Белов не стал спорить и медленно пошел вперед. Телефон, спрятанный в носок и ботинок, причинял дискомфорт и мешал нормально двигаться, но именно это обстоятельство придавало Саше уверенности. Старался ступать аккуратно, чтобы не дай бог гаджет не вывалился и не разрушил его гениальный план.
Войдя в полуразрушенное здание, он остановился, привыкая к темноте.
— А, Саша, вот и ты. — Голос Мясницкого звучал откуда-то справа, и Саше ничего не оставалось, как пойти на звук.
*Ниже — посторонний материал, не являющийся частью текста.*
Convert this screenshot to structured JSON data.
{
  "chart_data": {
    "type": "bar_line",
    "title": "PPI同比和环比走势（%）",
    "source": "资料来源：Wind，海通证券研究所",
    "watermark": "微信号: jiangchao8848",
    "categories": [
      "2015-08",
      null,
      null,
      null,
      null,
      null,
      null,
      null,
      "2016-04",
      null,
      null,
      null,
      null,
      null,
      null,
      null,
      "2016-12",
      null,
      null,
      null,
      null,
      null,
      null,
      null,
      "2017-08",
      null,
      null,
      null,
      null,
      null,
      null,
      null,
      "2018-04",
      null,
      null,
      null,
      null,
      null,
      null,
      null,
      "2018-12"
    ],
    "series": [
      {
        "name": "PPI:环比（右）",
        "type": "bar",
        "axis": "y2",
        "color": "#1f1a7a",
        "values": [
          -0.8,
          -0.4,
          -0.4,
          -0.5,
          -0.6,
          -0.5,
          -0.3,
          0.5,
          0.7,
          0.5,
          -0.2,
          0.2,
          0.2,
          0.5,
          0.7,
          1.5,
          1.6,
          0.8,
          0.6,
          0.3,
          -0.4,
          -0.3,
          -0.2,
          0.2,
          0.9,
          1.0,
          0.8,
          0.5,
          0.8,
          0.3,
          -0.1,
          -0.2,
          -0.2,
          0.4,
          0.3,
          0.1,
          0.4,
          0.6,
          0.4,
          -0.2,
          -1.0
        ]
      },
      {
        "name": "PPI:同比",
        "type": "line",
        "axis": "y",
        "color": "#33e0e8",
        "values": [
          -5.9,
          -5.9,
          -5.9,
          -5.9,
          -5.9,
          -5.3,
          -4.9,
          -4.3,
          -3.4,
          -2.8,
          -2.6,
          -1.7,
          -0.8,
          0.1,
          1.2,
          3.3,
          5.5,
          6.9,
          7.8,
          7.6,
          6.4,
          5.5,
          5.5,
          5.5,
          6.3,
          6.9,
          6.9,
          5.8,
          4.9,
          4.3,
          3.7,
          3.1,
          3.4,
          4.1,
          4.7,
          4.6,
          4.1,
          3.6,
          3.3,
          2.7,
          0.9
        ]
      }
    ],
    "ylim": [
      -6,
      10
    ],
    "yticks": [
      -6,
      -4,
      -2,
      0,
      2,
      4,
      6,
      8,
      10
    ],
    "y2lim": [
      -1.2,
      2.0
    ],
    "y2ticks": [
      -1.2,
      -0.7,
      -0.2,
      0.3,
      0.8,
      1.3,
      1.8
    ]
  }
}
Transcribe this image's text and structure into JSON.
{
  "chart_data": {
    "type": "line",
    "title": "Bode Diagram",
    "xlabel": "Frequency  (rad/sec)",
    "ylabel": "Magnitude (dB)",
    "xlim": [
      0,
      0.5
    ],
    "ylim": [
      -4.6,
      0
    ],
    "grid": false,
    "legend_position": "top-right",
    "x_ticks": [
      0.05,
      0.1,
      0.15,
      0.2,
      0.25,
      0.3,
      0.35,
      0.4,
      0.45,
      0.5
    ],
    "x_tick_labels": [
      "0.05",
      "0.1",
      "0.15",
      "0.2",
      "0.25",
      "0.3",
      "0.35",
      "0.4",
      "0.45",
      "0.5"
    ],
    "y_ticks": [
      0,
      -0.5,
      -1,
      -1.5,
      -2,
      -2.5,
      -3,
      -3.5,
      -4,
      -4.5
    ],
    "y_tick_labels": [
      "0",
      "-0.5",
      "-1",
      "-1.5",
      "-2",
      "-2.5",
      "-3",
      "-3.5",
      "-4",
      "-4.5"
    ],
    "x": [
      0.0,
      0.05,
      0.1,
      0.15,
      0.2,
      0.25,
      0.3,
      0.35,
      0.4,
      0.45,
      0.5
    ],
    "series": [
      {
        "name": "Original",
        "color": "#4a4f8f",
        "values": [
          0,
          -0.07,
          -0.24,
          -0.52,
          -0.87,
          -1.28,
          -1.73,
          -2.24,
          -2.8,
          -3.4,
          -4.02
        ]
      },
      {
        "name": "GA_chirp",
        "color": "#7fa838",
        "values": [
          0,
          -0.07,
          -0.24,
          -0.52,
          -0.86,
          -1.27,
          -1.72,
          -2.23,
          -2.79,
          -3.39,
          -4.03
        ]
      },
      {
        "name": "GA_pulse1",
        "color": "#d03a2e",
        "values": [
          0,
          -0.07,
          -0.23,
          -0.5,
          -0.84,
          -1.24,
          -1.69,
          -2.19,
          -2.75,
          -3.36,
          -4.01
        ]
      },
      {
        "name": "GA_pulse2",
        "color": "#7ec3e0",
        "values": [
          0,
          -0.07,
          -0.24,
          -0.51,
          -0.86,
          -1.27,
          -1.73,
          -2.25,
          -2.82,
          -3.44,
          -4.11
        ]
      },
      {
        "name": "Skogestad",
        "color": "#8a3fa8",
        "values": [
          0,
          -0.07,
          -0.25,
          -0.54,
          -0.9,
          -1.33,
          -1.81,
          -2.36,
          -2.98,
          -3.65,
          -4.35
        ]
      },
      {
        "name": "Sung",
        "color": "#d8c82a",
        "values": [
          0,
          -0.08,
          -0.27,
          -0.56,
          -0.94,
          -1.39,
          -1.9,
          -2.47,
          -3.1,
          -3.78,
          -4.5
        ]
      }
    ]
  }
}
Наконец он заметил одиноко стоявшую у окна фигуру, точнее у того, что от окна осталось, и остановился рядом с ним.
— Итак, я здесь, — сухо бросил он и встал к Мясницкому боком, так же устремив взгляд куда-то вдаль.
— Это хорошо. Поговорим?
— Давайте попробуем.
— Чего ты хочешь? Проси, я сегодня щедрый, — усмехнулся Глеб Евгеньевич, по-видимому, пребывая в прекрасном расположении духа.
— Я хочу, чтобы вы оставили в покое меня и мою семью, — серьезно ответил Саша и прикрыл глаза, усердно пряча свою злость глубоко внутри. Срываться нельзя было ни в коем случае, а руки так и чесались начистить довольную физиономию противника.
— Хорошо, — внезапно согласился он, но почти сразу добавил: — Как только родится ребенок, вы отдаете его мне, и забываем о существовании друг друга.
— Вы в своем уме? — воскликнул Саша от неожиданности. В голове не укладывалось, как такое вообще можно предложить, но чего было ожидать от человека без принципов и совести.
— Естественно. Я же уже сказал, что всегда получаю то, чего хочу, — напомнил Мясницкий и интенсивно размял пальцы. В каждом жесте чувствовалась угроза, но Саша не дрогнул.
— Мой сын не продается, — решительно заявил он и сжал челюсти так, что желваки проступили на лице.
— У всего есть своя цена и не всегда это деньги, — вкрадчиво произнес Мясницкий и повернулся к нему лицом, прожигая насквозь изучающим взглядом. — Твоя свобода, например… Одно мое слово — и ты сядешь на много-много лет…
— Я лучше сяду! — выпалил он без раздумий и сделал шаг вперед.